Police say they might have spotted ambush suspect

MICHAEL RUBINKAM
Associated Press

Police shifted their search and a northeastern Pennsylvania school district tightened security amid another reported sighting Monday of the suspect in a deadly state police ambush.

A local law enforcement official reported seeing suspect Eric Frein near the Swiftwater Post Office in the Pocono Mountains, leading to an intensive police search. Frein had not been captured, Trooper Connie Devens said Monday night.

The post office is near Pocono Mountain East High School, where a woman out for a walk Friday night spotted a rifle-toting man with a mud-covered face police believe was Frein, who has remained on the loose for more than a month despite the intense manhunt.

Frein, 31, is charged with opening fire outside the Blooming Grove state police barracks on Sept. 12, killing a trooper and seriously wounding another.

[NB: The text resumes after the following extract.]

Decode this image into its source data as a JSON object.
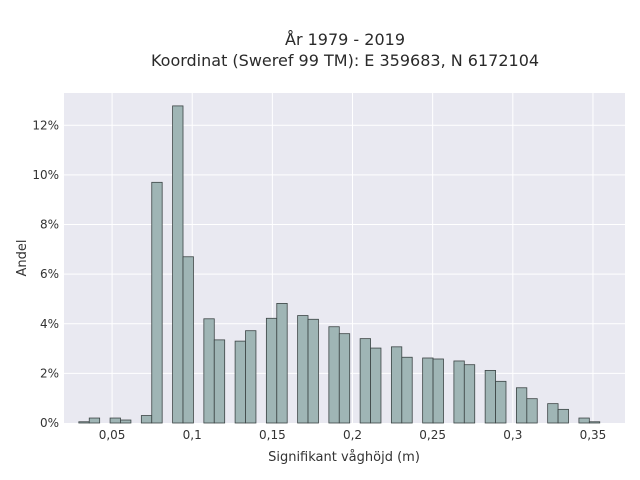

Authorities had been searching for him in the woods around his parents’ home in Canadensis but shifted their primary search area 5 or 6 miles to the southwest after Friday night’s sighting. Lt. Col. George Bivens said over the weekend that police have put a “tremendous amount of pressure on him” and likely forced him to move.

The high school, Frein’s alma mater, and all other schools in the Pocono Mountain School District were open Monday but took extra precautions in light of the Friday sighting.

Additional officers from the Pocono Mountain Regional Police Department were stationed at the district’s Swiftwater campus to supplement the lone police officer who normally patrols that location, which, besides the high school, includes a junior high and elementary school.

Pennsylvania State Police did not recommend that schools close, district spokeswoman Wendy Frable said.

“We would not bring the students in if we did not have reassurance from police they felt the campus was safe,” she said Monday morning.

Hours later, as police ramped up their search efforts in the area in response to the latest possible sighting, district officials moved outdoor after-school athletic practices to another campus. And late Monday, the district posted on its website a statement saying students will remain inside on Tuesday.

The statement said Superintendent Elizabeth Robison spoke Monday night to a state police official who “expressed his commitment to student safety and assured her that he will notify her immediately if he ever has a safety concern for any of our schools or campuses.”

State police have said they believe Frein, a self-taught survivalist, has a hatred of law enforcement and wants to target police, not the general public.

State police said Monday that blood found at two homes in the search area is not linked to Frein. DNA testing ruled out any link to Frein in blood droplets found on a covered porch in the area. Material found on a back door at a second home near the first turned out not to be human blood.

Police believe Frein could be breaking into vacant cabins or vacation homes to look for food or take shelter.